This was part of a joint B/W exhibition by five Curaçao photographers in Kas di Alma Blou, 1998. Now I have been shooting on Kodacolor negative whenever I could, also for B/W work, ever since Dakota. But as I wanted to give the People What They Wanted, I took old B/W negatives made in my twenties. It was amazing how many contained girls; the subject matter seems to have tickled my fancy. So there I was, all set.
|Rudy Curls Her Hair||Magoo||Kinda Blurrish|
People often talk about how fine B/W is, but they never seem to turn the color out of their tv-set. I feel my color work is much better, myself. I scanned those negs with a Tamron Foto-Vix and (no kidding!) a Snappy, and printed them out on a Canon bubble-jet printer. Then already, nobody noticed the difference with a "real" photograph. Well, there isn't - the computer print merely does not contain silver, just like any color photo. But at that time, you had these tiresome discussions going about whether digital imaging could ever replace chemical photography. I didn't know if it could, only that it would—and that digital imaging ended the whole B/W vs. color discussion: you can have it as you like it.

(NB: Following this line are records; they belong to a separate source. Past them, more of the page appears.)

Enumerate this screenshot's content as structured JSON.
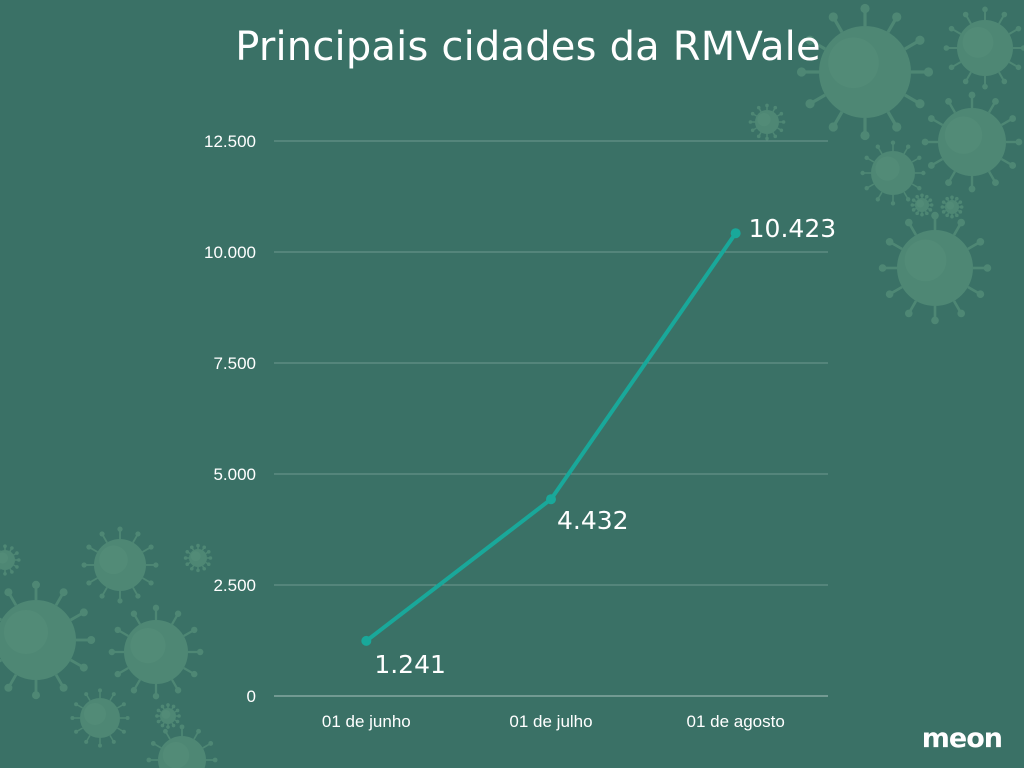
{
  "title": "Principais cidades da RMVale",
  "logo": "meon",
  "colors": {
    "background": "#3a7166",
    "line": "#19a89a",
    "grid": "#6e9990",
    "text": "#ffffff",
    "virus": "#5f9a80"
  },
  "chart_data": {
    "type": "line",
    "title": "Principais cidades da RMVale",
    "categories": [
      "01 de junho",
      "01 de julho",
      "01 de agosto"
    ],
    "series": [
      {
        "values": [
          1241,
          4432,
          10423
        ]
      }
    ],
    "data_labels": [
      "1.241",
      "4.432",
      "10.423"
    ],
    "yticks": [
      0,
      2500,
      5000,
      7500,
      10000,
      12500
    ],
    "ytick_labels": [
      "0",
      "2.500",
      "5.000",
      "7.500",
      "10.000",
      "12.500"
    ],
    "ylim": [
      0,
      12500
    ],
    "grid": true,
    "legend": "none"
  }
}
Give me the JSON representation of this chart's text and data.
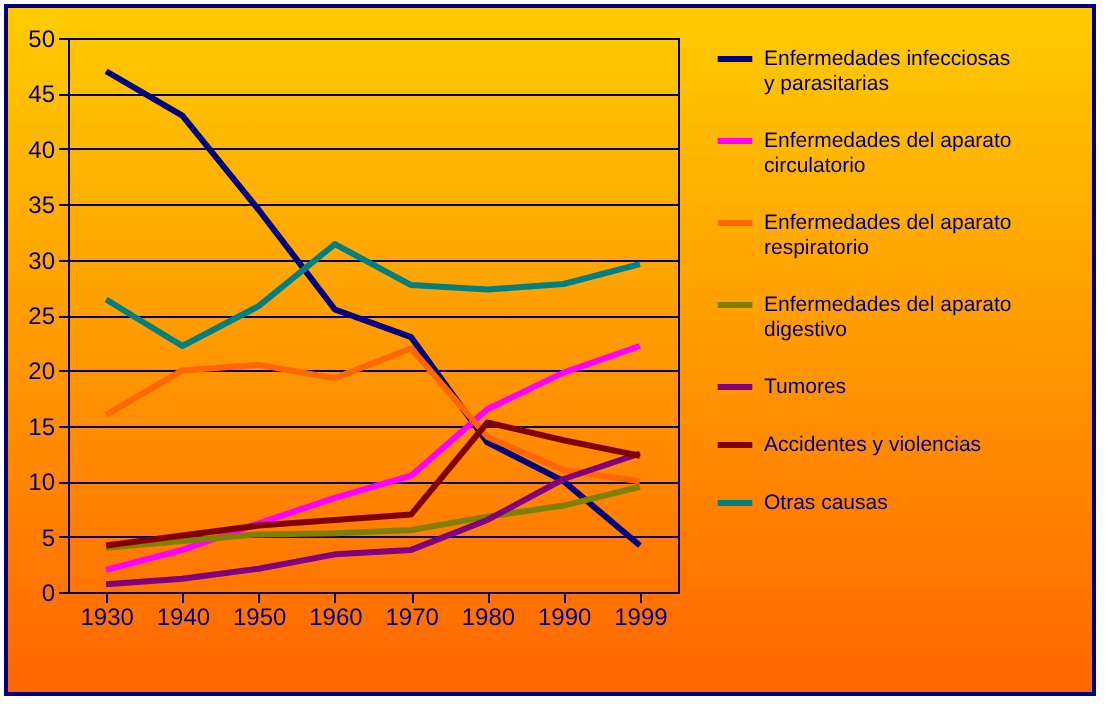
{
  "chart_data": {
    "type": "line",
    "categories": [
      "1930",
      "1940",
      "1950",
      "1960",
      "1970",
      "1980",
      "1990",
      "1999"
    ],
    "ylim": [
      0,
      50
    ],
    "yticks": [
      0,
      5,
      10,
      15,
      20,
      25,
      30,
      35,
      40,
      45,
      50
    ],
    "grid": "y",
    "legend": "right",
    "series": [
      {
        "name": "Enfermedades infecciosas y parasitarias",
        "color": "#000080",
        "values": [
          47,
          43,
          34.5,
          25.5,
          23,
          13.5,
          10,
          4.2
        ]
      },
      {
        "name": "Enfermedades del aparato circulatorio",
        "color": "#ff00ff",
        "values": [
          2,
          3.8,
          6.2,
          8.5,
          10.5,
          16.5,
          19.8,
          22.2
        ]
      },
      {
        "name": "Enfermedades del aparato respiratorio",
        "color": "#ff6600",
        "values": [
          16,
          20,
          20.5,
          19.3,
          22,
          14,
          11,
          10
        ]
      },
      {
        "name": "Enfermedades del aparato digestivo",
        "color": "#808000",
        "values": [
          4,
          4.6,
          5.2,
          5.3,
          5.6,
          6.8,
          7.8,
          9.5
        ]
      },
      {
        "name": "Tumores",
        "color": "#800080",
        "values": [
          0.7,
          1.2,
          2.1,
          3.4,
          3.8,
          6.5,
          10.2,
          12.5
        ]
      },
      {
        "name": "Accidentes y violencias",
        "color": "#800000",
        "values": [
          4.2,
          5.1,
          6,
          6.5,
          7,
          15.3,
          13.7,
          12.3
        ]
      },
      {
        "name": "Otras causas",
        "color": "#008080",
        "values": [
          26.4,
          22.2,
          25.8,
          31.4,
          27.7,
          27.3,
          27.8,
          29.6
        ]
      }
    ]
  }
}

What really amuses me is when photographers proudly state they have not done any digital manipulation. Big deal!One of the esteemed members of the press remarked that, if (giving you the gist) I did not completely endorse the idea of B/W photography being the most fabulous thing you could do, I had no business in participating in this exposition. Now, can she really have been serious? This is of a pedantry only critics (or school teachers) can afford themselves. And even then: if Michelangelo deep down liked sculpting better than painting, he shouldn't have done that Sixtine chapel ceiling?